C_toupper(teststring)
toupper(teststring)
identical(C_toupper(teststring),toupper(teststring))
*/
However, it doesn't work as it should.
> C_toupper(teststring)
[1] "HEY I ARNAUD"
> toupper(teststring)
[1] "HEY I ARNAUD"
> identical(C_toupper(teststring),toupper(teststring))
[1] FALSE
What's the problem? If possible, I would like not to convert String
into std::string
, because I would like to understand what's happening: the point of going into C++ is to be able to avoid copies and conversions.
Thanks,
Arnaud
The question why the two strings don’t test identical
is difficult to explain — the two strings certainly look identical when inspecting their raw bytes (via charToRaw
), they do not carry attributes, and they don’t have an encoding set. So, really, they should be identical.
To solve the mystery, we need to understand what your C++ code is actually doing. More specifically, what the C-style cast in C_toupper_String
is doing. Because of their danger, you should never use C-style casts. Your code is running into problems purely because of that cast.

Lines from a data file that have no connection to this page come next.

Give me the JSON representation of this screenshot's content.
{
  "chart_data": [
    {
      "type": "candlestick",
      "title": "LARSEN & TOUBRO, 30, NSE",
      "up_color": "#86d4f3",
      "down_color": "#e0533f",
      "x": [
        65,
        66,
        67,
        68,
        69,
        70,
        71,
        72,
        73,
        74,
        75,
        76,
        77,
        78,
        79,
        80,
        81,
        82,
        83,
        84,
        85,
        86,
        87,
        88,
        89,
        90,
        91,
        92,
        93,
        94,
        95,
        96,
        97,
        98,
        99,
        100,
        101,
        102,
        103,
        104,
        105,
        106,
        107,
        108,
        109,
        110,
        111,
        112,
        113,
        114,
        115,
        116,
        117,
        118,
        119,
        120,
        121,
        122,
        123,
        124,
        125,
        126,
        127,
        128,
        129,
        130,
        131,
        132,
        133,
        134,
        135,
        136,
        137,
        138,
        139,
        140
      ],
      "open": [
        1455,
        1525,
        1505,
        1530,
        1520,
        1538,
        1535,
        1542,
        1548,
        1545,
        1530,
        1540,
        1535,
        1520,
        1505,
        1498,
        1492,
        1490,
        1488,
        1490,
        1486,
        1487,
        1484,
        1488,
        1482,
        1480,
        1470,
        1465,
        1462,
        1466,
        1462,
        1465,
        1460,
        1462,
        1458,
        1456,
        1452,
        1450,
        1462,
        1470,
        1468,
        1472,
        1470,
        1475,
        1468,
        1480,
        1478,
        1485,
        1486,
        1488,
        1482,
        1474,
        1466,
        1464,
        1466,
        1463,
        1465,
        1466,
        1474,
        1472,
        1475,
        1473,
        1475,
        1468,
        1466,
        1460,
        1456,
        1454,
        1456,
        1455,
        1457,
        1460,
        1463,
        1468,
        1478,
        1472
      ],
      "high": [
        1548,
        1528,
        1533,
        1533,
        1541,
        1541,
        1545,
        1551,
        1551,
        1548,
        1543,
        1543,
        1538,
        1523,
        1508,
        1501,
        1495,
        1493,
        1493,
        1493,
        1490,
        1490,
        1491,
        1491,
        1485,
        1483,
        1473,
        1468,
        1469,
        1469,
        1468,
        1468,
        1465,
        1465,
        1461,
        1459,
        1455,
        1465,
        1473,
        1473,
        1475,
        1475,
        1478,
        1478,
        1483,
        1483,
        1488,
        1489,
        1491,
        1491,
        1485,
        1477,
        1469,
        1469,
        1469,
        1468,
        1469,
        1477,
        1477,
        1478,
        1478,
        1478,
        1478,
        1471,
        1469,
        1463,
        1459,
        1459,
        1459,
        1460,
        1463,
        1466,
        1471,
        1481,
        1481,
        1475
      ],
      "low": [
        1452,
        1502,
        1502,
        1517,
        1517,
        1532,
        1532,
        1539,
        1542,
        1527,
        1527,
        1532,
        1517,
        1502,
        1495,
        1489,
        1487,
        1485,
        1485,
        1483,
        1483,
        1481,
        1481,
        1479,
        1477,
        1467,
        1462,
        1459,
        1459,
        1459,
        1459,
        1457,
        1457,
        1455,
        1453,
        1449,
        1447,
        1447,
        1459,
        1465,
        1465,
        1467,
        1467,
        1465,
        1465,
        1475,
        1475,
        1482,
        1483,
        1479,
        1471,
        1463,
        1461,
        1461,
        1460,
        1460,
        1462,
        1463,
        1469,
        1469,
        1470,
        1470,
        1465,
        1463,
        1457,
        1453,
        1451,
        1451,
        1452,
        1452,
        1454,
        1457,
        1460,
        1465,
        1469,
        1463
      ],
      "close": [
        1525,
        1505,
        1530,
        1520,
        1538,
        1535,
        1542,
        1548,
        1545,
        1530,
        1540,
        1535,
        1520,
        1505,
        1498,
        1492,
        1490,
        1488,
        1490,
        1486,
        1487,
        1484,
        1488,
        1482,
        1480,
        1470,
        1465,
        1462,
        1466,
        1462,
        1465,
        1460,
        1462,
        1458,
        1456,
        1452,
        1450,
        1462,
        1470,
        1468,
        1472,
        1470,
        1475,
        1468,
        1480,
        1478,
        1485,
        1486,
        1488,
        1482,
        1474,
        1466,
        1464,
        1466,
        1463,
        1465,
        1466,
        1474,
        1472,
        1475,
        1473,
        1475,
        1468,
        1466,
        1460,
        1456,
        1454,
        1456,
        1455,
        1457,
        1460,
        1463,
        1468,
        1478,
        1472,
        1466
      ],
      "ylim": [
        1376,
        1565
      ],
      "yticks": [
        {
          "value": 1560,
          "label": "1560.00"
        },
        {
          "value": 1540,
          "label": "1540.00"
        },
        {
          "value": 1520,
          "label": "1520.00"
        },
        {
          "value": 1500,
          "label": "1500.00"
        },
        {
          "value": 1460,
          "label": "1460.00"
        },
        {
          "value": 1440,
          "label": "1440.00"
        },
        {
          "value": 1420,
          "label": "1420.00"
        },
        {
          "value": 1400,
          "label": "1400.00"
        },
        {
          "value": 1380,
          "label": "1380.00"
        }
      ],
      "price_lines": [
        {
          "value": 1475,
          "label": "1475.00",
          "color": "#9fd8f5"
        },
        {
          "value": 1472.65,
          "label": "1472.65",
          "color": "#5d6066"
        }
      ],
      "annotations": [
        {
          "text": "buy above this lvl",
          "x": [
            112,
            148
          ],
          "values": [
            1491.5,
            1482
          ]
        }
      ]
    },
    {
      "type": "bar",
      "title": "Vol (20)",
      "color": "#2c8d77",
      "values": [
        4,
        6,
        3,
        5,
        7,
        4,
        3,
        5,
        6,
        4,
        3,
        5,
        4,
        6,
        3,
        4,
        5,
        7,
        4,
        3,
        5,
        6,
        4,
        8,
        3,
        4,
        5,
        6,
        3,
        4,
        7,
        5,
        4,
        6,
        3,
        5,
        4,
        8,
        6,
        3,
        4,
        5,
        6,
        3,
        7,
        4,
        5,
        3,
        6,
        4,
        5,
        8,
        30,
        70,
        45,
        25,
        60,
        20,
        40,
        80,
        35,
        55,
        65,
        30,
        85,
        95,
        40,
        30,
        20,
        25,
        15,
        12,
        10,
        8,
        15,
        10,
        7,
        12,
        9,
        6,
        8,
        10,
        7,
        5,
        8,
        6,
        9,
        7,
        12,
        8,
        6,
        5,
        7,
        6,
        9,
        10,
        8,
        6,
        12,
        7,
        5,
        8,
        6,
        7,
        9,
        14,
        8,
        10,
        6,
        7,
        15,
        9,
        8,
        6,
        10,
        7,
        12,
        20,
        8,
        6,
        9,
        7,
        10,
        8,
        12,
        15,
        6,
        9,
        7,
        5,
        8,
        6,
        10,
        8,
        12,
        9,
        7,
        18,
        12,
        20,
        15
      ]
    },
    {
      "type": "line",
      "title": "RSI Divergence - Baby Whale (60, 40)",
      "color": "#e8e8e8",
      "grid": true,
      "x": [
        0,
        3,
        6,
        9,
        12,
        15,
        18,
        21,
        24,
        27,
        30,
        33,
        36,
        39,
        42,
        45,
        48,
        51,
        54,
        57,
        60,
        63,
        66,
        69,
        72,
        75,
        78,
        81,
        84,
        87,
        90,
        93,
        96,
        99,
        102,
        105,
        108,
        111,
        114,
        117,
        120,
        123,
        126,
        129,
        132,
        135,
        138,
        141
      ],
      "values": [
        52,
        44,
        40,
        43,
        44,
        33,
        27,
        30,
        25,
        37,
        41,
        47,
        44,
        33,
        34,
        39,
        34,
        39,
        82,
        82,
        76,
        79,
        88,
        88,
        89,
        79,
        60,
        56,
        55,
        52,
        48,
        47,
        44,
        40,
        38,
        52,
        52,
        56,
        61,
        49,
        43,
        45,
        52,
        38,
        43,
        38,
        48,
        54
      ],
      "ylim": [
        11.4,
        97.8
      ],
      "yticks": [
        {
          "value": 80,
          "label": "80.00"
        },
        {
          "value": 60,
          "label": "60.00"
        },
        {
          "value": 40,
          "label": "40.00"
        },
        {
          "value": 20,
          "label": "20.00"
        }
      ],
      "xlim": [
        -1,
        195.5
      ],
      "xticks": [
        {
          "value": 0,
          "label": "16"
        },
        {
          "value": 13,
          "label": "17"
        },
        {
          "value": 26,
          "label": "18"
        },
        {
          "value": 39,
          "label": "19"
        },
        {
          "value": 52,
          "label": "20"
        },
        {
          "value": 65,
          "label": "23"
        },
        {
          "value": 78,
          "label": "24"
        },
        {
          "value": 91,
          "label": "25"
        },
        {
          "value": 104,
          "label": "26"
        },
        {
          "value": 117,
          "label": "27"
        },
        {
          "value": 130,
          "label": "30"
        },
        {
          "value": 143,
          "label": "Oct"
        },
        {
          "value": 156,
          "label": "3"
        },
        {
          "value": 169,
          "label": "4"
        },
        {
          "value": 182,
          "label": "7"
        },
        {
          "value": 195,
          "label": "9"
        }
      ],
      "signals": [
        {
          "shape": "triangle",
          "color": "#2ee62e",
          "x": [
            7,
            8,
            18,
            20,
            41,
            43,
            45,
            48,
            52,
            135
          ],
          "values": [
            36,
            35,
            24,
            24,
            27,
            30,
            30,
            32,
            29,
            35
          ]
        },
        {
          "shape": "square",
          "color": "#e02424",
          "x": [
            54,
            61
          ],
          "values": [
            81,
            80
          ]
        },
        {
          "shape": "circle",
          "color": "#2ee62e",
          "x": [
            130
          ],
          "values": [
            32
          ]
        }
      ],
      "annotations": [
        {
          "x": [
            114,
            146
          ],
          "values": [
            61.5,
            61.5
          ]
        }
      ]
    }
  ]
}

Why? Because String::get_cstring
returns char const*
. You are casting it to char*
and thereby casting away its const
ness. This can be safe, but only if the underlying storage isn’t const
. Otherwise it’s undefined behaviour (UB). The effects of UB are difficult to predict due to code rewriting (e.g. optimisations). In this case, it seems that it produces code that messes up the R string internals.
You fundamentally cannot modify Rcpp::String
objects in place, they don’t allow it. But if you merely want to avoid copying then your code is failing its aim anyway, since your C_toupper
function explicitly copies the input in the first step.
As Dirk said, the correct way of solving this problem is to use the available Rcpp API. And in the case of string modifications, this means converting your input to std::string
, performing the modifications, and then converting back. This does copy, but so does your current code. Here’s one good way of writing this code:
#include <Rcpp.h>
#include <cctype>
#include <string>
// [[Rcpp::export]]
Rcpp::StringVector C_toupper(Rcpp::StringVector const& vec) {
std::vector<std::string> res(vec.begin(), vec.end());
for (std::string& str : res) {
for (char& c : str) c = std::toupper(c);
}
return Rcpp::wrap(res);
}
Do note that this will sometimes produce wrong results, because std::toupper
fundamentally can’t deal with certain Unicode characteristics. R’s toupper
does better but also has some problems. A proper solution is using the {stringr} or {stringi} packages.